# In quantum cryptography, why can a qubit can be both 0 and 1 at the same?

The texts below are from some tutorial, and it says (in bold format below) a qubit can be both 0 and 1 at the same time. It sounds very strange to me, can you please explain why?

Quantum cryptography utilises the physics of photons (light energy according to the formula E = hf) and their physical quantum properties to produce a virtually unbreakable encryption system. This helps protect the security of data being transmitted over fibre optic cables. Photons oscillate in various directions and produce a sequence of random bits (0s and 1s) across the optical network. Sending encryption keys across a network uses quantum cryptography – a quantum key distribution (QKD) protocol (one of the most common is BB84). QKD uses quantum mechanics to facilitate the secure transmission of encryption keys. Quantum mechanics use a qubit (quantum bit) as the basic unit of quantum data. Unlike normal binary (which uses discrete 0s and 1s), the state of a qubit can be 0 or 1, but it can also be both 0 and 1 simultaneously. Figure 17.5 shows a representation of a photon and how a photon can be affected by one of four types of polarising filter.
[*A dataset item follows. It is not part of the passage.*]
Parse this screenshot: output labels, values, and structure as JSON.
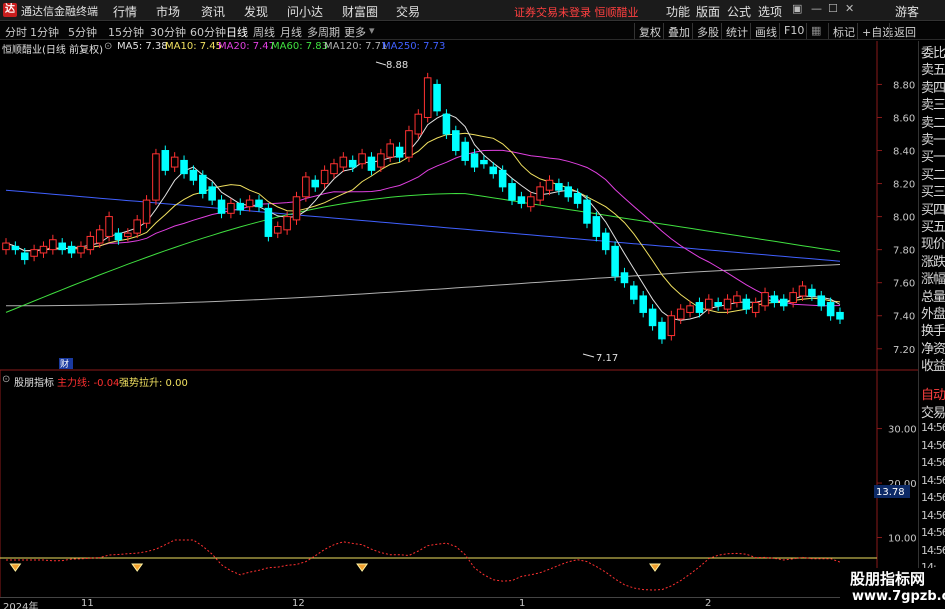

Plus, if some of you ever learned A-level computer science, can you please give some recommendation for A-level computer science books, and exercises?

• This seems to be mostly a (quantum) physics question (though I'm not stating it's off-topic). IMHO, "the state of a qubit can be 0 or 1, but it can also be both 0 and 1 simultaneously" is a poorly worded approximation. What's 0 and 1 in the first place when referring to the state a qubit? Also, I fear it can't be simply and accurately explained what that sentence is trying to say, much less "why" that is, as asked: in physics, at the lower level (and we are close to it), things are as they are, without the possibility of explaining why. It's hard enough to deal with what and how.
– fgrieu
Aug 13 '21 at 6:53
• I’m voting to close this question because this is basic quantum computing that fits quantum computing.se Aug 13 '21 at 15:08
• Wikibooks: Quantum Key Exchange and Wikipedia: Quantum key distribution might have a slightly easier-to-understand description of the BB84 protocol. Aug 13 '21 at 18:04
• @kelalaka But QKD is entirely on point here... Aug 14 '21 at 15:59

“Both 0 and 1 simultaneously” is a lie-to-children: it's a simplification intended to be comprehensible and not fully accurate. It's not a very good one. A better way to present it is that a qubit is partly 0 and partly 1. It's not a single number, it's a function that takes values between 0 and 1.
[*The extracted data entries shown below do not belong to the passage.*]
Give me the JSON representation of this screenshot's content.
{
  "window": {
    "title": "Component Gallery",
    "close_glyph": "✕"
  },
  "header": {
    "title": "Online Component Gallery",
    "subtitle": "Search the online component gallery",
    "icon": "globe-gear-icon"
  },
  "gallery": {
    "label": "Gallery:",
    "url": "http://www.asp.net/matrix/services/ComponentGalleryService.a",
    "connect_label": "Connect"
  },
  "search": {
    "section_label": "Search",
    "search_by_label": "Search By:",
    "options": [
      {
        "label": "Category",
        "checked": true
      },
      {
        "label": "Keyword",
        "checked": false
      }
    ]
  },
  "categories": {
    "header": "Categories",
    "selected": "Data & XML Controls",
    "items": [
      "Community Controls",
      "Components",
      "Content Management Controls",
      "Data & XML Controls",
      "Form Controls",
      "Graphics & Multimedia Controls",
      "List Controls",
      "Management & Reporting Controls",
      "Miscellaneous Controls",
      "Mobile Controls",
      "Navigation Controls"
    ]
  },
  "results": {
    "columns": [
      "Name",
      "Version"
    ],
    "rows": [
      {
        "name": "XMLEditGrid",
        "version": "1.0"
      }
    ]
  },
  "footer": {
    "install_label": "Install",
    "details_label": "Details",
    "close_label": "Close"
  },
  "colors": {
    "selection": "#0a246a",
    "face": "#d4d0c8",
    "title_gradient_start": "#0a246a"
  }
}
As for why… it's physics. Classical physics says that a particle is in a specific location at a specific time. That works very well when you want to calculate the trajectory of a planet in a solar system. It doesn't work when you want to calculate the trajectory of a subatomic particle. It turns out that a better model of physics is that a particle has a presence density: it's all over the universe, but almost all of it is concentrated in a tiny zone. Similarly, a photon's polarization is not just a direction, but a density (which is more or less the same as a probability distribution): there's a certain proportion of it in every direction. And this is still a lie-to-children — more accurately, the density is a complex number.

Obtaining results from a quantum computer involves summing the density functions of many qubits. It's kind of like adding $$n$$ numbers between $$0$$ and $$1$$ and getting a conclusive result if the sum is either close to $$0$$ or close to $$n$$, except with more complex math.

Recommended reading: “The talk” by Scott Aaronson and Zach Weinersmith

• It's not "values between 0 and 1"; the essence of "quantum" is that states are discrete. Rather, it partly has each of the discrete values. Aug 13 '21 at 18:53
• @chrylis-cautiouslyoptimistic- Yes, it's a function (which takes different values at different points) and not just one number. The values aren't between 0 and 1, indeed, that's another lie-to-children — they're complex numbers. Aug 13 '21 at 19:01
• I did not knew "The talk". It's a MUST.
– fgrieu
Aug 14 '21 at 18:32